When I was a student, our flatmate Ian would constantly badger us for advice about his relationships, which always foundered after a week or two.
I’m not surprised if I’m honest – he was good looking but he was also a tw*t – and his main problem was he had no emotional intelligence. He thought human relationships could be reduced to a mathematical equation. If you only put in the right data, you’d get the result you wanted. “Sally said she really enjoyed our first date but that she’s too focused on her work right now to commit to a relationship. Is it because I took her to the cinema instead of for a pizza?” he’d ask. No, Ian, it’s because you are a tw*t, we’d helpfully say.
Because, as everyone except Ian knows, relationships can’t be prescribed in that way. They don’t run according to a formula, and what’s true of romantic relationships is true of professional ones as well. There is no system you can follow that will guarantee success. For all that we columnists might say “address us by name”, “keep your emails brief”, “think about the subject line”, “give us three examples to establish a trend”, “include good photography”, etc, often it’s just about whether an idea clicks.
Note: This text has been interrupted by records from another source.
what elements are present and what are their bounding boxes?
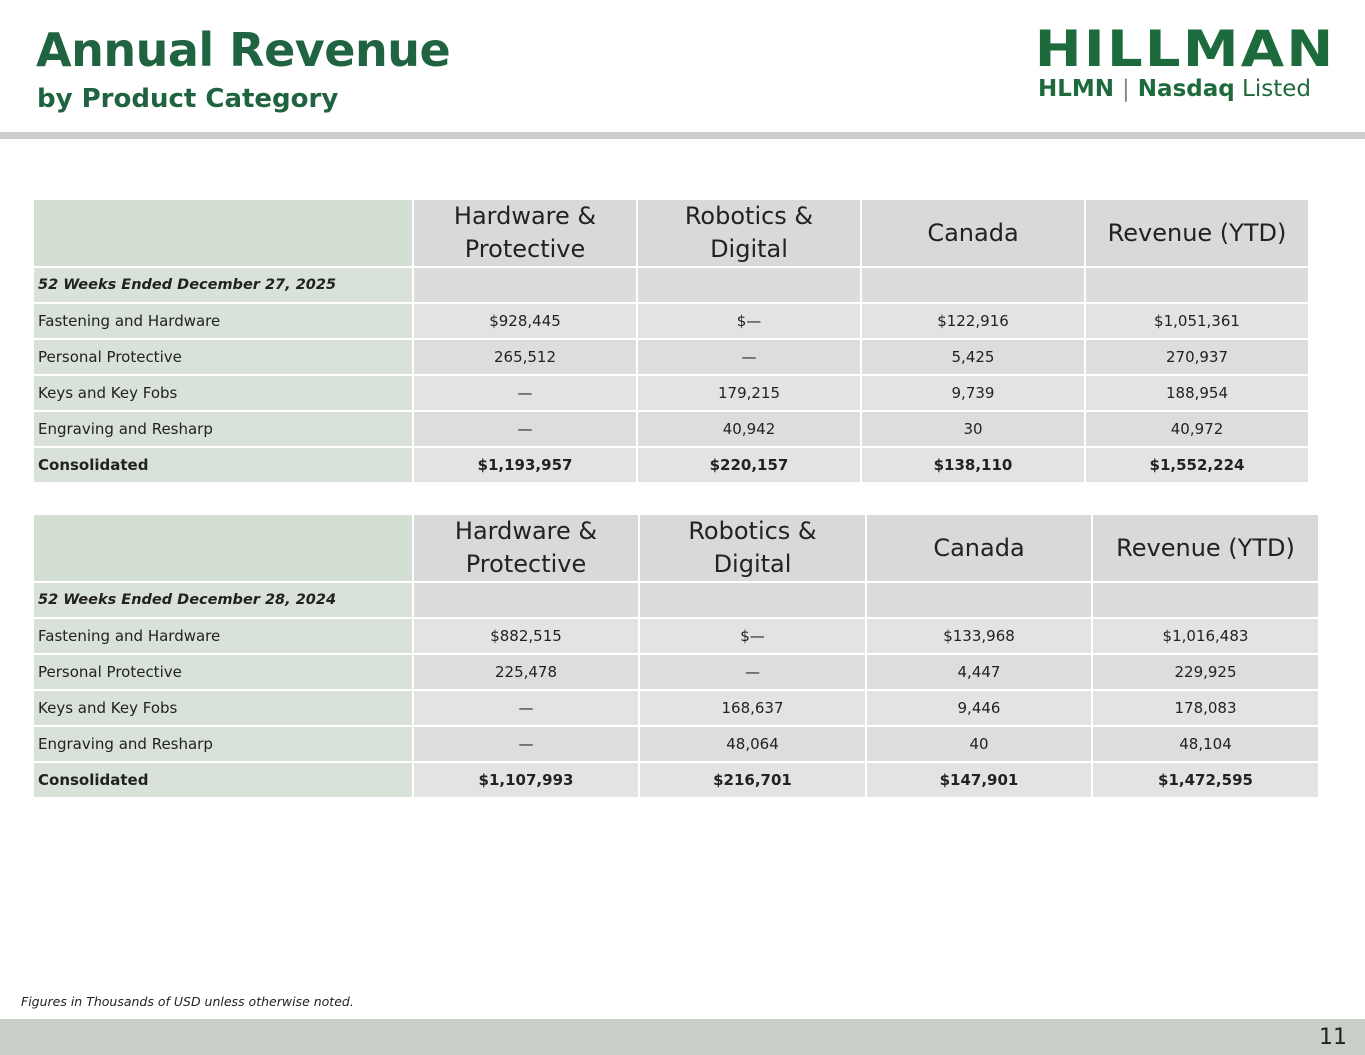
table-cell: $138,110 [862, 448, 1084, 482]
table-cell [1093, 583, 1318, 617]
table-row: Engraving and Resharp — 40,942 30 40,972 [34, 412, 1308, 446]
table-row: Personal Protective 225,478 — 4,447 229,… [34, 655, 1318, 689]
table-cell [1086, 268, 1308, 302]
table-header-row: Hardware & Protective Robotics & Digital… [34, 200, 1308, 266]
hillman-logo: HILLMAN HLMN | Nasdaq Listed [985, 20, 1351, 108]
table-cell: 5,425 [862, 340, 1084, 374]
row-label: Consolidated [34, 763, 412, 797]
table-cell: — [414, 412, 636, 446]
table-cell: 48,104 [1093, 727, 1318, 761]
column-header-hardware-protective: Hardware & Protective [414, 515, 638, 581]
footnote: Figures in Thousands of USD unless other… [21, 994, 354, 1009]
table-cell [414, 268, 636, 302]
revenue-table-2024: Hardware & Protective Robotics & Digital… [32, 513, 1320, 799]
table-row: Keys and Key Fobs — 168,637 9,446 178,08… [34, 691, 1318, 725]
table-row: Fastening and Hardware $928,445 $— $122,… [34, 304, 1308, 338]
table-cell: 40,942 [638, 412, 860, 446]
table-cell: $147,901 [867, 763, 1091, 797]
page-number: 11 [1319, 1025, 1347, 1050]
table-cell: 178,083 [1093, 691, 1318, 725]
table-cell: — [640, 655, 865, 689]
total-row: Consolidated $1,193,957 $220,157 $138,11… [34, 448, 1308, 482]
table-cell: 40,972 [1086, 412, 1308, 446]
table-cell: 225,478 [414, 655, 638, 689]
row-label: Personal Protective [34, 655, 412, 689]
table-cell: — [414, 376, 636, 410]
table-cell: 48,064 [640, 727, 865, 761]
table-cell [867, 583, 1091, 617]
table-cell: 168,637 [640, 691, 865, 725]
column-header-robotics-digital: Robotics & Digital [640, 515, 865, 581]
logo-separator: | [1122, 76, 1130, 102]
header-corner-cell [34, 515, 412, 581]
revenue-table-2025: Hardware & Protective Robotics & Digital… [32, 198, 1310, 484]
footer-bar: 11 [0, 1019, 1365, 1055]
logo-ticker: HLMN [1038, 76, 1115, 102]
column-header-hardware-protective: Hardware & Protective [414, 200, 636, 266]
row-label: Keys and Key Fobs [34, 376, 412, 410]
column-header-revenue-ytd: Revenue (YTD) [1093, 515, 1318, 581]
table-cell: 229,925 [1093, 655, 1318, 689]
table-cell: 9,446 [867, 691, 1091, 725]
table-cell: $133,968 [867, 619, 1091, 653]
table-cell: $— [640, 619, 865, 653]
table-cell: $— [638, 304, 860, 338]
table-cell: 4,447 [867, 655, 1091, 689]
table-cell: 179,215 [638, 376, 860, 410]
table-cell: 40 [867, 727, 1091, 761]
row-label: Consolidated [34, 448, 412, 482]
table-cell: 265,512 [414, 340, 636, 374]
table-cell: 30 [862, 412, 1084, 446]
table-row: Personal Protective 265,512 — 5,425 270,… [34, 340, 1308, 374]
logo-exchange: Nasdaq [1137, 76, 1235, 102]
table-cell: $216,701 [640, 763, 865, 797]
logo-wordmark: HILLMAN [1034, 20, 1335, 78]
row-label: Engraving and Resharp [34, 727, 412, 761]
table-cell: $928,445 [414, 304, 636, 338]
row-label: Fastening and Hardware [34, 619, 412, 653]
header-corner-cell [34, 200, 412, 266]
table-cell: 188,954 [1086, 376, 1308, 410]
table-cell: — [414, 691, 638, 725]
column-header-robotics-digital: Robotics & Digital [638, 200, 860, 266]
table-cell: $122,916 [862, 304, 1084, 338]
page-subtitle: by Product Category [37, 84, 339, 114]
period-row: 52 Weeks Ended December 27, 2025 [34, 268, 1308, 302]
table-cell: 270,937 [1086, 340, 1308, 374]
column-header-canada: Canada [867, 515, 1091, 581]
logo-listing: HLMN | Nasdaq Listed [1038, 74, 1311, 104]
table-cell: $1,016,483 [1093, 619, 1318, 653]
table-cell: $1,472,595 [1093, 763, 1318, 797]
page-title: Annual Revenue [36, 23, 451, 77]
table-row: Fastening and Hardware $882,515 $— $133,… [34, 619, 1318, 653]
table-cell: $1,107,993 [414, 763, 638, 797]
table-cell: — [638, 340, 860, 374]
period-row: 52 Weeks Ended December 28, 2024 [34, 583, 1318, 617]
row-label: Fastening and Hardware [34, 304, 412, 338]
row-label: Engraving and Resharp [34, 412, 412, 446]
table-cell [414, 583, 638, 617]
table-cell: — [414, 727, 638, 761]
total-row: Consolidated $1,107,993 $216,701 $147,90… [34, 763, 1318, 797]
period-label: 52 Weeks Ended December 28, 2024 [34, 583, 412, 617]
table-cell: $1,051,361 [1086, 304, 1308, 338]
column-header-canada: Canada [862, 200, 1084, 266]
table-row: Keys and Key Fobs — 179,215 9,739 188,95… [34, 376, 1308, 410]
table-cell [638, 268, 860, 302]
column-header-revenue-ytd: Revenue (YTD) [1086, 200, 1308, 266]
period-label: 52 Weeks Ended December 27, 2025 [34, 268, 412, 302]
table-cell: $220,157 [638, 448, 860, 482]
table-cell: $1,193,957 [414, 448, 636, 482]
table-cell: 9,739 [862, 376, 1084, 410]
table-cell [640, 583, 865, 617]
table-cell: $1,552,224 [1086, 448, 1308, 482]
table-cell: $882,515 [414, 619, 638, 653]
header-divider [0, 132, 1365, 139]
logo-listed: Listed [1242, 76, 1311, 102]
row-label: Keys and Key Fobs [34, 691, 412, 725]
table-cell [862, 268, 1084, 302]
row-label: Personal Protective [34, 340, 412, 374]
table-header-row: Hardware & Protective Robotics & Digital… [34, 515, 1318, 581]
table-row: Engraving and Resharp — 48,064 40 48,104 [34, 727, 1318, 761]
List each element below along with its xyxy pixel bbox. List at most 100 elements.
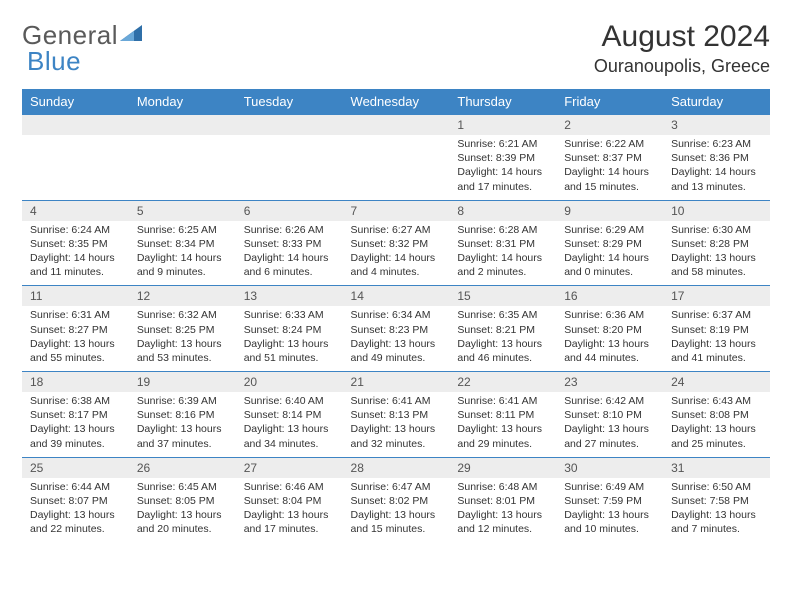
daylight-text: Daylight: 14 hours and 4 minutes. <box>351 251 442 279</box>
day-details: Sunrise: 6:33 AMSunset: 8:24 PMDaylight:… <box>236 306 343 371</box>
weekday-header: Tuesday <box>236 89 343 114</box>
daylight-text: Daylight: 13 hours and 41 minutes. <box>671 337 762 365</box>
sunset-text: Sunset: 8:25 PM <box>137 323 228 337</box>
day-cell: 20Sunrise: 6:40 AMSunset: 8:14 PMDayligh… <box>236 372 343 457</box>
sunset-text: Sunset: 8:16 PM <box>137 408 228 422</box>
day-details: Sunrise: 6:34 AMSunset: 8:23 PMDaylight:… <box>343 306 450 371</box>
sunset-text: Sunset: 8:29 PM <box>564 237 655 251</box>
weekday-header: Sunday <box>22 89 129 114</box>
sunrise-text: Sunrise: 6:24 AM <box>30 223 121 237</box>
day-cell: 22Sunrise: 6:41 AMSunset: 8:11 PMDayligh… <box>449 372 556 457</box>
daylight-text: Daylight: 13 hours and 44 minutes. <box>564 337 655 365</box>
day-details: Sunrise: 6:46 AMSunset: 8:04 PMDaylight:… <box>236 478 343 543</box>
weekday-header: Saturday <box>663 89 770 114</box>
day-number <box>236 115 343 135</box>
weekday-header: Thursday <box>449 89 556 114</box>
day-cell: 21Sunrise: 6:41 AMSunset: 8:13 PMDayligh… <box>343 372 450 457</box>
day-cell: 25Sunrise: 6:44 AMSunset: 8:07 PMDayligh… <box>22 457 129 542</box>
sunset-text: Sunset: 8:39 PM <box>457 151 548 165</box>
sunrise-text: Sunrise: 6:40 AM <box>244 394 335 408</box>
sunrise-text: Sunrise: 6:30 AM <box>671 223 762 237</box>
week-row: 25Sunrise: 6:44 AMSunset: 8:07 PMDayligh… <box>22 457 770 542</box>
daylight-text: Daylight: 13 hours and 22 minutes. <box>30 508 121 536</box>
sunset-text: Sunset: 8:21 PM <box>457 323 548 337</box>
sunset-text: Sunset: 8:33 PM <box>244 237 335 251</box>
daylight-text: Daylight: 14 hours and 17 minutes. <box>457 165 548 193</box>
daylight-text: Daylight: 13 hours and 7 minutes. <box>671 508 762 536</box>
sunset-text: Sunset: 8:10 PM <box>564 408 655 422</box>
day-cell: 12Sunrise: 6:32 AMSunset: 8:25 PMDayligh… <box>129 286 236 371</box>
sunrise-text: Sunrise: 6:41 AM <box>457 394 548 408</box>
day-cell: 5Sunrise: 6:25 AMSunset: 8:34 PMDaylight… <box>129 200 236 285</box>
day-number: 8 <box>449 201 556 221</box>
day-cell: 31Sunrise: 6:50 AMSunset: 7:58 PMDayligh… <box>663 457 770 542</box>
sunrise-text: Sunrise: 6:36 AM <box>564 308 655 322</box>
sunset-text: Sunset: 8:07 PM <box>30 494 121 508</box>
day-number: 9 <box>556 201 663 221</box>
day-number: 5 <box>129 201 236 221</box>
day-details: Sunrise: 6:32 AMSunset: 8:25 PMDaylight:… <box>129 306 236 371</box>
sunset-text: Sunset: 8:24 PM <box>244 323 335 337</box>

So yes, you can follow all this advice if you like – and I hope some of it is useful – but don’t be disheartened if it doesn’t bring immediate results. You are probably doing everything right. It’s not you, it’s us.
So the most important thing? Don’t lose heart. Keep plugging away and your hard work will be rewarded.
It worked for Ian, by the way. Last time I heard, he was happily married with two kids. Bet he’s still a tw*t, though.